I do not think its something in between tbh because it def feels like in an expoential progress curve we are currently in.
"One thing is certain, is the less reliable gains from compute makes our purview as computer scientists interesting again. We can now stray from the beaten path of boring, predictable gains from throwing compute at the problem."
Isn't Ilya Sutskever who said some months ago that we were going back to research ?
There is absolutely NO reason why that PDF shouldn't load today.
I also feel like most insiders were fully aware of this fact, but it was a neat sales pitch.
You want to make an existing system more efficient, then take away resources.
People spend money on this because it works. It seems odd to call observable reality a "pervasive belief".
> Academia has been marginalized from meaningfully participating in AI progress and industry labs have stopped publishing.
Firstly, I still see news items about new models that are supposed to do more with less. If these are neither from academia nor industry, where are they coming from?

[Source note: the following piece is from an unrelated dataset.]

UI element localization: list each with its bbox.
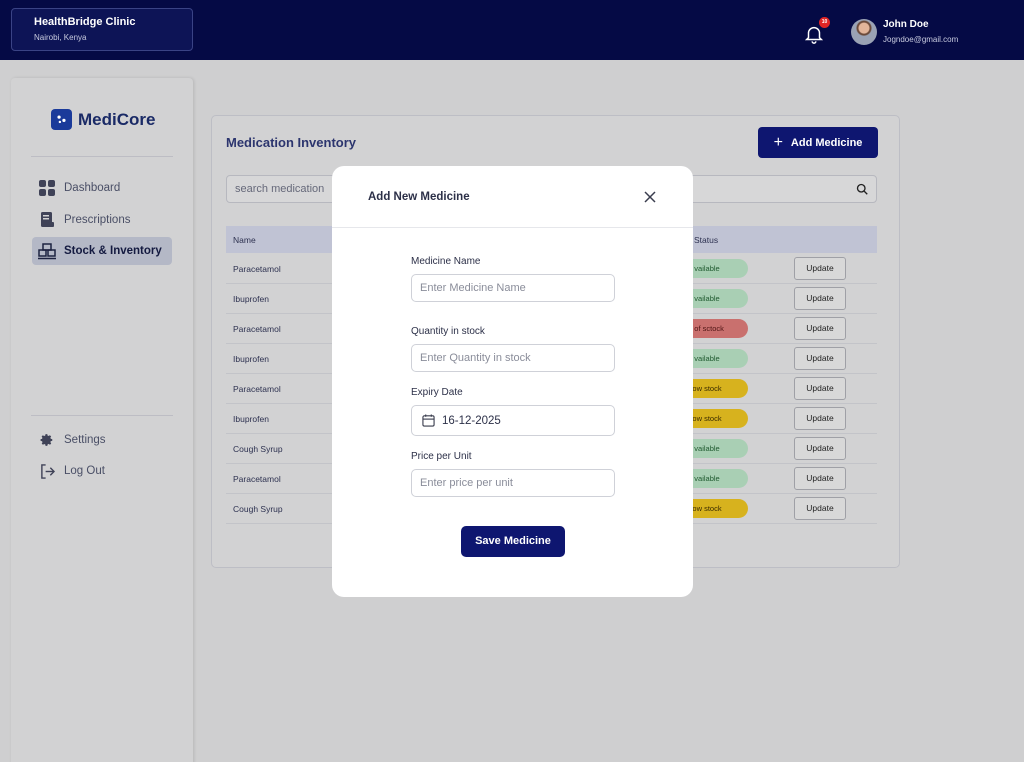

Secondly, "has been marginalized"? Really? Nobody's going to be uninterested in getting better results with less compute spend, attempts have just had limited effectiveness.
.
> However, it is unclear why we need so many additional weights. What is particularly puzzling is that we also observe that we can get rid of most of these weights after we reach the end of training with minimal loss
I thought the extra weights were because training takes advantage of high-dimensional bullshit to make the math tractable. And that there's some identifiable point where you have "enough" and more doesn't help.
I hadn't heard that anyone had a workable way to remove the extra ones after training, so that's cool.
.
.
The impression I had is that there's a somewhat-fuzzy "correct" number of weights and amount of training for any given architecture and data set / information content. And that when you reach that point is when you stop getting effort-free results by throwing hardware at the problem.